The 2026 changes, in short

Two changes matter for planning this year. First, on April 1, 2026, ESDC tightened the low-wage stream recruitment requirements. Low-wage employers must advertise for at least 8 consecutive weeks within the 3 months before applying, and must target youth ages 15 to 30 in their recruitment. Second, on July 17, 2026, ESDC updated the wage thresholds used to sort positions between the high-wage and low-wage streams. The correct stream affects wage, benefits, recruitment method and processing.

The employer's compliance obligations

LMIA compliance is not a one-time filing. Once the position is filled, the employer must pay the offered wage, provide the offered benefits, provide the offered hours, keep records for six years, and cooperate with employer compliance inspections. ESDC can inspect proactively or in response to a tip. Non-compliance can lead to warnings, monetary penalties or a ban from the program.

Practical planning

Employers should confirm cap exposure, verify wage against prevailing wage for the province and NOC, plan advertising that meets the current stream's requirements, and keep clean records from day one. Where LMIA is not the best fit, LMIA-exempt options such as intra-company transferees, CUSMA and other treaty categories may serve the same business objective without the same recruitment burden.

Common mistakes

  • Advertising for a general job description that does not match the LMIA position and NOC code.
  • Skipping the tightened low-wage recruitment expectations that took effect April 1, 2026, including the 8 consecutive weeks of advertising within the 3 months before applying and targeted youth outreach.
  • Offering a wage below the current prevailing wage for the province and NOC.
  • Poor record-keeping. If ESDC inspects, timesheets, payroll and job duties must reconcile.

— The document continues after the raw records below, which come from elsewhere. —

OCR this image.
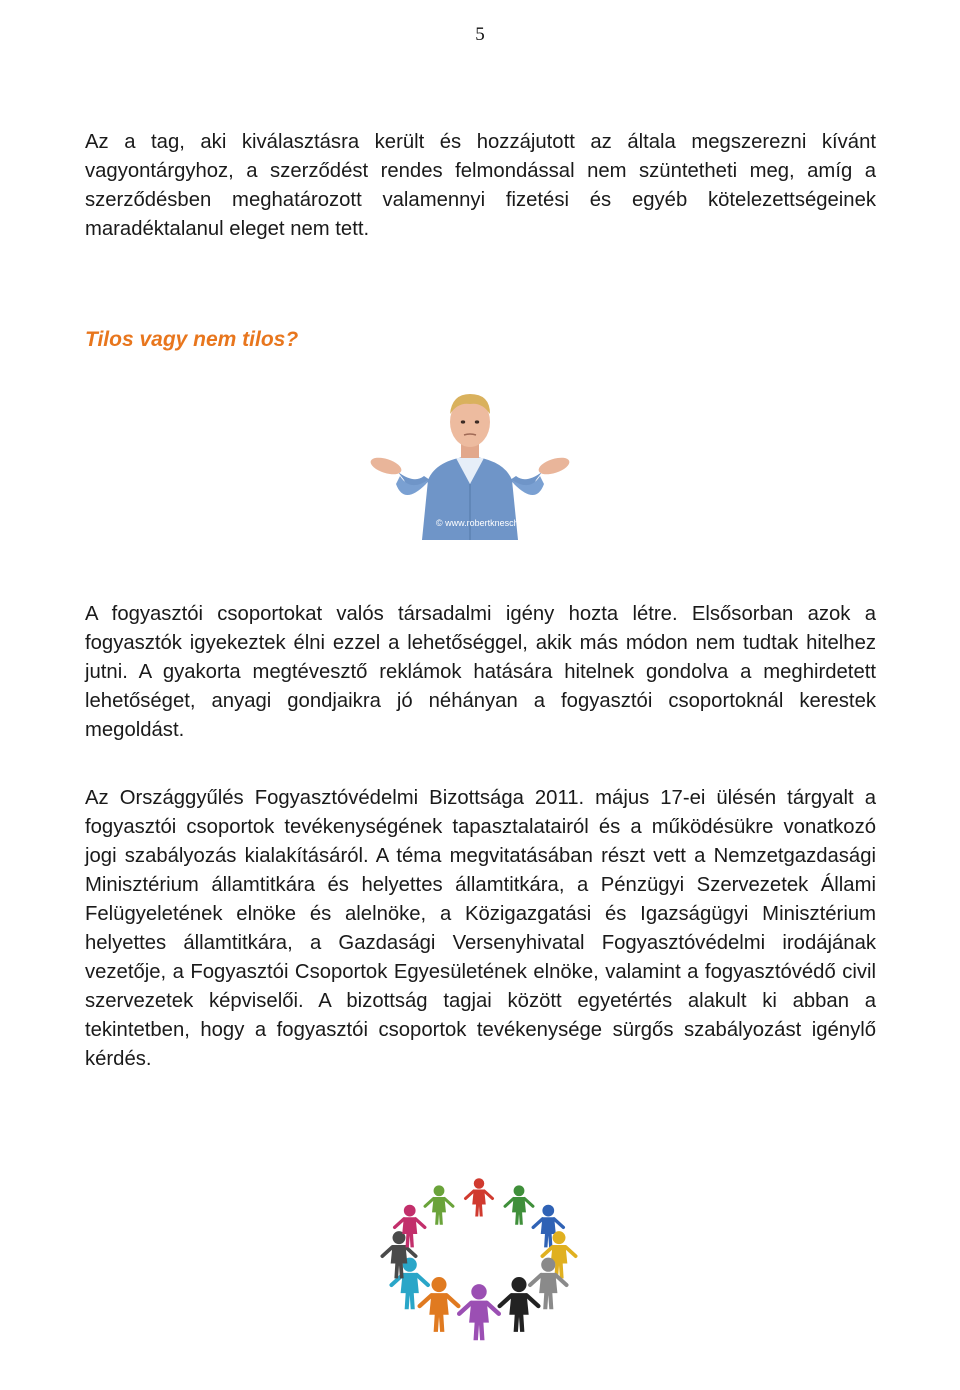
5

Az a tag, aki kiválasztásra került és hozzájutott az általa megszerezni kívánt vagyontárgyhoz, a szerződést rendes felmondással nem szüntetheti meg, amíg a szerződésben meghatározott valamennyi fizetési és egyéb kötelezettségeinek maradéktalanul eleget nem tett.

Tilos vagy nem tilos?
© www.robertkneschke.de

A fogyasztói csoportokat valós társadalmi igény hozta létre. Elsősorban azok a fogyasztók igyekeztek élni ezzel a lehetőséggel, akik más módon nem tudtak hitelhez jutni. A gyakorta megtévesztő reklámok hatására hitelnek gondolva a meghirdetett lehetőséget, anyagi gondjaikra jó néhányan a fogyasztói csoportoknál kerestek megoldást.

Az Országgyűlés Fogyasztóvédelmi Bizottsága 2011. május 17-ei ülésén tárgyalt a fogyasztói csoportok tevékenységének tapasztalatairól és a működésükre vonatkozó jogi szabályozás kialakításáról. A téma megvitatásában részt vett a Nemzetgazdasági Minisztérium államtitkára és helyettes államtitkára, a Pénzügyi Szervezetek Állami Felügyeletének elnöke és alelnöke, a Közigazgatási és Igazságügyi Minisztérium helyettes államtitkára, a Gazdasági Versenyhivatal Fogyasztóvédelmi irodájának vezetője, a Fogyasztói Csoportok Egyesületének elnöke, valamint a fogyasztóvédő civil szervezetek képviselői. A bizottság tagjai között egyetértés alakult ki abban a tekintetben, hogy a fogyasztói csoportok tevékenysége sürgős szabályozást igénylő kérdés.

When professional help may be useful

LMIA files with cap-exposed sectors, complex job descriptions, unionized workplaces, or a prior negative outcome benefit most from a structured, compliance-led filing.

About the reviewer

Karan Pratap Singh, CEO, RCIC at Immigrate Now. RCIC (R532175), regulated by the College of Immigration and Citizenship Consultants.

Common questions

A few questions readers ask.

How long does an LMIA take?

Processing varies by stream and sector. Some streams have priority processing service standards. Others do not. ESDC publishes current processing times by stream on its website.

Is a positive LMIA a work permit?

No. A positive or neutral LMIA supports the foreign national's work permit application to IRCC. The permit itself is issued by IRCC.

What about the July 17, 2026 changes?

Wage thresholds that determine whether a position is high or low wage were updated on July 17, 2026. Employers should verify the current threshold for the position's province before advertising.